L'administration Bush s'est décidée à agir. Après avoir répété qu'il n'interviendrait pas dans la crise des prêts hypothécaires à risque («subprime»), le secrétaire américain au Trésor, Henry Paulson, a confirmé lundi que son département planchait sur un projet visant à alléger le fardeau des endettés. La crise, qui n'a cessé de s'amplifier depuis cet été, est en passe d'entraîner l'économie américaine dans une sévère récession.

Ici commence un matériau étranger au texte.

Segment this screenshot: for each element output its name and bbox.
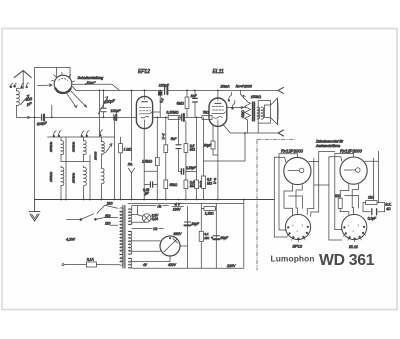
svg-text:100pF: 100pF	[111, 109, 122, 113]
svg-text:Hz: Hz	[153, 227, 157, 231]
wire: heater run bottom	[132, 227, 164, 229]
bus junction dots	[60, 199, 245, 201]
svg-text:U~a: U~a	[213, 178, 217, 184]
coupling capacitor 100pF on rail	[165, 87, 168, 95]
svg-text:U~d: U~d	[161, 133, 165, 139]
svg-text:100pF: 100pF	[159, 83, 170, 87]
jack symbol below FA	[128, 168, 134, 177]
rectifier internals	[164, 238, 178, 252]
resistor 5M (vertical box on rail drop)	[185, 90, 189, 117]
wire: vertical x=178.5	[178, 117, 180, 171]
svg-text:150kHz: 150kHz	[49, 141, 53, 152]
connector arrow (output top)	[278, 87, 284, 93]
svg-text:EL11: EL11	[349, 244, 358, 249]
svg-text:0,15MΩ: 0,15MΩ	[166, 111, 178, 115]
output transformer core	[253, 102, 255, 121]
resistor 40k (zigzag primary feed)	[241, 90, 251, 133]
tube EL11 envelope	[209, 98, 227, 126]
svg-text:15000: 15000	[94, 151, 98, 160]
svg-text:20mA: 20mA	[220, 85, 231, 89]
coil L4b	[102, 168, 105, 199]
output transformer secondary	[257, 107, 264, 119]
wire: bottom return y=268.2	[132, 267, 244, 269]
trimmer contacts near antenna	[21, 83, 29, 88]
wire: vertical x=201.3 with resistor	[199, 204, 203, 269]
resistor 1M (vertical box)	[119, 137, 123, 200]
resistor 0,1 (filled, screen feed)	[153, 90, 162, 112]
rectifier tube AZ11	[160, 236, 180, 256]
capacitor 500pF (series, filled)	[42, 115, 44, 121]
svg-text:1,2kΩ: 1,2kΩ	[205, 211, 214, 215]
wire: vertical x=157.3 (EF12 anode load drop)	[156, 117, 158, 199]
wire: interstage line y=117.4	[153, 112, 212, 117]
wire: heater run top	[132, 206, 169, 210]
transformer HT secondary	[128, 231, 131, 254]
wire: bus into socket group	[273, 199, 275, 201]
svg-text:EL11: EL11	[213, 69, 225, 75]
dashed separator vertical	[256, 140, 258, 270]
adapter disc left (top view)	[284, 157, 311, 184]
tap to 110	[110, 224, 118, 226]
socket left inner labels	[292, 224, 304, 233]
trimmer hooks above coil bank	[53, 130, 103, 137]
wire: left group outer loop	[274, 152, 318, 237]
wire: HT to rectifier	[132, 241, 161, 251]
wire: link y=161.5	[61, 161, 90, 163]
svg-text:Rv=P2000: Rv=P2000	[236, 85, 252, 89]
label -8V / 180V	[172, 202, 183, 211]
capacitor 4nF (bars on x=178.5)	[176, 145, 181, 149]
switch wiper arrows to coil trimmers	[66, 91, 86, 108]
rail junction dots	[34, 90, 219, 119]
wire: EL11 anode to output transformer	[227, 106, 246, 108]
svg-text:Hz: Hz	[158, 204, 162, 208]
svg-text:Austauschröhren: Austauschröhren	[315, 144, 340, 148]
wire: speaker return drop	[257, 123, 259, 133]
svg-text:160kHz: 160kHz	[72, 141, 76, 152]
svg-text:MΩ: MΩ	[207, 181, 213, 185]
wire: vertical x=90	[89, 155, 91, 200]
wire: vertical x=243.8	[243, 200, 245, 269]
svg-text:4,2W: 4,2W	[66, 238, 75, 242]
wire: EF12 anode RC to ground y=184.5	[144, 171, 157, 187]
socket right pin ticks	[343, 233, 365, 242]
antenna coil L1	[17, 88, 24, 117]
socket right inner labels	[348, 224, 360, 233]
tube socket right (bottom view)	[342, 214, 367, 239]
svg-text:0,1μF: 0,1μF	[368, 216, 377, 220]
transformer heater secondary	[128, 209, 131, 225]
wire: vertical x=165.8	[165, 117, 167, 199]
speaker frame box	[258, 101, 270, 124]
wire: main anode rail (y=90.4)	[71, 84, 278, 90]
resistor 1k (vertical, right group)	[338, 198, 342, 208]
svg-text:MΩ: MΩ	[204, 236, 209, 240]
wire: chassis bus y=199.5	[35, 199, 275, 201]
ground symbol	[29, 200, 40, 222]
tube EF12 envelope	[136, 96, 152, 128]
resistor 0,5M upper (vertical box)	[184, 144, 188, 153]
wire: vertical x=196.6	[196, 117, 198, 199]
resistor 0,5M lower (vertical box)	[184, 180, 188, 189]
wire: OT return divider drop	[204, 117, 246, 199]
svg-text:EF12: EF12	[293, 243, 303, 248]
transformer core	[123, 206, 125, 269]
dashed separator horizontal	[257, 139, 295, 141]
svg-text:50μF: 50μF	[204, 144, 212, 148]
wire: coil-bank top link y=137	[48, 136, 115, 138]
svg-text:50kΩ: 50kΩ	[170, 183, 178, 187]
power transformer primary	[99, 208, 123, 265]
coil L2b	[61, 166, 64, 200]
svg-text:0,1A: 0,1A	[87, 257, 95, 261]
svg-text:1,5MΩ: 1,5MΩ	[142, 160, 153, 164]
transformer rectifier-heater secondary	[128, 258, 131, 268]
wire: B+ vertical x=187.5	[180, 206, 188, 268]
connector arrow (output bottom)	[278, 130, 284, 136]
resistor 50k (vertical box)	[164, 180, 168, 189]
wire: vertical x=185.9	[185, 121, 187, 200]
svg-text:30μF: 30μF	[191, 222, 199, 226]
svg-text:4Ω: 4Ω	[386, 207, 391, 211]
resistor 0,3M (divider box)	[202, 176, 206, 188]
wire: right group pins to socket	[340, 184, 358, 215]
wire: vertical x=66	[65, 137, 67, 200]
wire: bus second line y=203.5	[128, 203, 244, 205]
svg-text:1kΩ: 1kΩ	[335, 194, 341, 198]
resistor 0,3M (vertical box x=196.6)	[195, 180, 199, 189]
svg-text:150kΩ: 150kΩ	[251, 95, 262, 99]
svg-text:B.K.: B.K.	[385, 202, 391, 206]
svg-text:WD 361: WD 361	[319, 252, 375, 269]
adapter disc right (top view)	[340, 157, 367, 184]
resistor 0,2M (vertical box)	[164, 145, 168, 153]
socket right pins	[343, 226, 365, 240]
capacitor 1nF (rail drop)	[193, 90, 198, 117]
svg-text:MΩ: MΩ	[190, 148, 196, 152]
svg-text:7kΩ: 7kΩ	[203, 111, 210, 115]
fuse 0,1A	[62, 262, 99, 267]
svg-text:Schalterstellung: Schalterstellung	[78, 76, 104, 80]
wire: left group pins to socket	[284, 184, 302, 215]
antenna	[14, 71, 31, 89]
svg-text:180V: 180V	[173, 208, 182, 212]
tube EL11 internals	[212, 90, 226, 126]
svg-text:1 MΩ: 1 MΩ	[124, 148, 133, 152]
wire: FA pickup line	[131, 90, 133, 199]
wire: rectifier heater from bottom winding	[132, 256, 170, 262]
capacitor 0,25uF (bars on y=171.5)	[179, 169, 197, 174]
svg-text:1nF: 1nF	[191, 94, 198, 98]
coil L4a	[102, 137, 105, 168]
wire: vertical x=114.5 to bus	[114, 117, 116, 199]
capacitor 30uF (second filter)	[211, 236, 219, 239]
antenna terminal dots	[10, 83, 16, 87]
resistor 0,15M (horizontal box)	[168, 115, 180, 119]
wire: link up from grid line	[51, 105, 53, 117]
wire: EL11 bottom-left pin to cap	[212, 125, 214, 141]
svg-text:0,3A: 0,3A	[152, 217, 159, 221]
svg-text:5MΩ: 5MΩ	[177, 102, 185, 106]
svg-text:160kHz: 160kHz	[72, 172, 76, 183]
speaker driver and cone	[265, 98, 279, 124]
capacitor 30uF (first filter)	[184, 222, 190, 225]
mains switch	[67, 205, 118, 220]
plug contacts top-right of EL11	[228, 92, 235, 109]
wire: tuned-grid line y=117.4	[17, 116, 137, 118]
svg-text:Lumophon: Lumophon	[271, 254, 315, 264]
wire: top-left frame	[35, 68, 70, 200]
socket left pins	[287, 226, 309, 240]
tube socket left (bottom view)	[285, 214, 310, 239]
wire: EL11 cathode to bus	[217, 126, 219, 199]
svg-text:0,25μF: 0,25μF	[186, 166, 197, 170]
svg-text:1kΩ: 1kΩ	[368, 195, 374, 199]
svg-text:220V: 220V	[226, 264, 236, 268]
svg-text:220: 220	[106, 202, 113, 206]
adapter disc right pilot	[344, 168, 360, 173]
svg-text:420V: 420V	[168, 263, 177, 267]
tuning gang C1 (vertical with arrow)	[98, 90, 108, 117]
svg-text:40kΩ: 40kΩ	[241, 110, 245, 118]
svg-text:-8 V: -8 V	[174, 202, 181, 206]
pilot lamp	[132, 206, 151, 225]
wire: vertical x=99.5 from rail	[99, 90, 101, 137]
svg-text:FA: FA	[128, 163, 133, 167]
coil L3b	[84, 166, 87, 200]
resistor 7k (horizontal box)	[202, 115, 212, 119]
svg-text:Rv12P2000: Rv12P2000	[340, 149, 363, 154]
svg-text:30μF: 30μF	[220, 236, 228, 240]
socket left pin ticks	[287, 233, 309, 242]
svg-text:Rv12P2000: Rv12P2000	[281, 149, 304, 154]
svg-text:150kHz: 150kHz	[49, 171, 53, 182]
wire: grid lead with arrow into band switch	[38, 84, 53, 87]
wire: EF12 cathode to bus	[143, 129, 145, 200]
svg-text:380V: 380V	[174, 232, 183, 236]
resistor 1,5M (vertical box)	[155, 157, 159, 165]
capacitor 0,1uF (output)	[363, 203, 385, 215]
svg-text:110: 110	[105, 214, 111, 218]
svg-text:EF12: EF12	[138, 69, 150, 75]
coil L3a	[84, 137, 87, 162]
wire: right group outer loop	[314, 151, 379, 240]
resistor 1,2k (horizontal box)	[201, 207, 216, 211]
tube EF12 internals	[139, 90, 152, 128]
adapter disc left pilot	[288, 168, 304, 173]
capacitor (filled, AVC node)	[182, 114, 184, 121]
wire: EL11 bottom-right pin diagonal to speaker-return	[223, 124, 278, 133]
variable arrow over antenna coil	[21, 95, 30, 105]
wire: EF12 grid feed	[135, 116, 137, 118]
band switch S1	[52, 72, 75, 93]
wire: vertical x=216.3	[215, 204, 217, 269]
resistor 1k (horizontal, output)	[363, 193, 385, 204]
capacitor cathode (box)	[211, 141, 218, 155]
trimmer arrow on L4a	[106, 144, 112, 153]
coil L2a	[61, 137, 64, 162]
capacitor 100pF (series, filled)	[114, 115, 116, 120]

Les ravages des crédits «subprime», accordés notamment à des gens au revenu instable ou insuffisant, s'étendent aux Etats-Unis comme après le passage d'un typhon. Selon les estimations, le nombre de saisies de maisons a plus que doublé en octobre par rapport à la même période de l'an dernier. Et le phénomène n'est pas près de s'arrêter seul. On évalue ainsi à quelque 361 milliards de dollars le montant engagé dans les «subprime». Le prix moyen des maisons a chuté déjà de 15%. Et, au mieux, personne ne table sur un retour à la normale avant 2012. D'ici là, les investisseurs risquent de payer cher la débâcle: une étude de Goldman Sachs prédisait le mois dernier une perte de 100 milliards de dollars due au manque de confiance qui frappe désormais les placements liés à l'immobilier. Un mouvement de panique qui pourrait s'étendre en outre aux cartes de crédit et aux emprunts dans l'automobile.

Endiguer l'épidémie

Pour appâter les clients, ces crédits hypothécaires «subprime» commencent en général par une période de deux ou trois ans pendant laquelle les taux de remboursement restent fixes, à un niveau particulièrement attrayant. Mais ensuite, les taux deviennent variables et remontent de manière souvent brutale: c'est là que les ménages américains à faible revenu se retrouvent piégés et obligés de céder leur maison. Au rythme de 100000 par mois, quelque 2 millions d'emprunts de ce type arriveront ainsi à échéance, au cours des deux prochaines années.

C'est cette épidémie que Henry Paulson s'est promis d'endiguer. Tâchant de trouver un accord avec les représentants des banques et des institutions de crédit, il souhaite accroître la période (de deux à cinq ans supplémentaires) durant laquelle les taux resteraient fixes, afin de stabiliser la situation. Reste, cependant, à convaincre les banques. «Le Trésor est en train de chercher énergiquement un plan global pour aider autant de propriétaires que possible à garder leur maison», expliquait-il à Washington.

Dans le même ordre d'idées, le Trésor veut aussi agir sur la fiscalité: les Etats américains pourraient émettre des obligations exonérées d'impôts, dont les recettes serviraient à aider les ménages à refinancer leurs hypothèques.

De manière répétée, le président George Bush avait indiqué jusqu'ici que le gouvernement avait certes un rôle à jouer dans la crise des «subprime», mais que ce rôle était «limité». Pourtant, à un an des élections présidentielles, l'administration paraît désormais soucieuse de ne pas laisser une économie en récession aux prétendants républicains à la présidence. La crise des «subprime» et le manque de décision de George Bush a empoigner le problème sont en effet en train de se convertir en l'un des principaux thèmes de la campagne électorale. D'ores et déjà, Hillary Clinton, la favorite démocrate pour accéder à la Maison-Blanche, a concocté un plan d'action qui reprend les grandes lignes de celui d'Henry Paulson mais qui va plus loin: il s'agirait ainsi de déclarer un moratoire de trois mois sur les saisies de maisons ainsi que de geler les taux d'intérêt pour les remboursements pour une période de cinq ans.

Cet été, les principaux candidats démocrates avaient déjà proposé la constitution d'un fonds de un milliard de dollars. Leur objectif est de permettre aux organismes de financement hypothécaire semi-étatiques (Fannie Mae et Freddie Mac) d'accroître leurs domaines d'action. En effet, ces deux géants sont aujourd'hui au bout de leurs capacités légales. Ils disposent chacun de 700 milliards de dollars en portefeuilles d'investissement sur les marchés de crédits immobiliers pour aider les familles dans leurs démêlés de remboursement des prêts.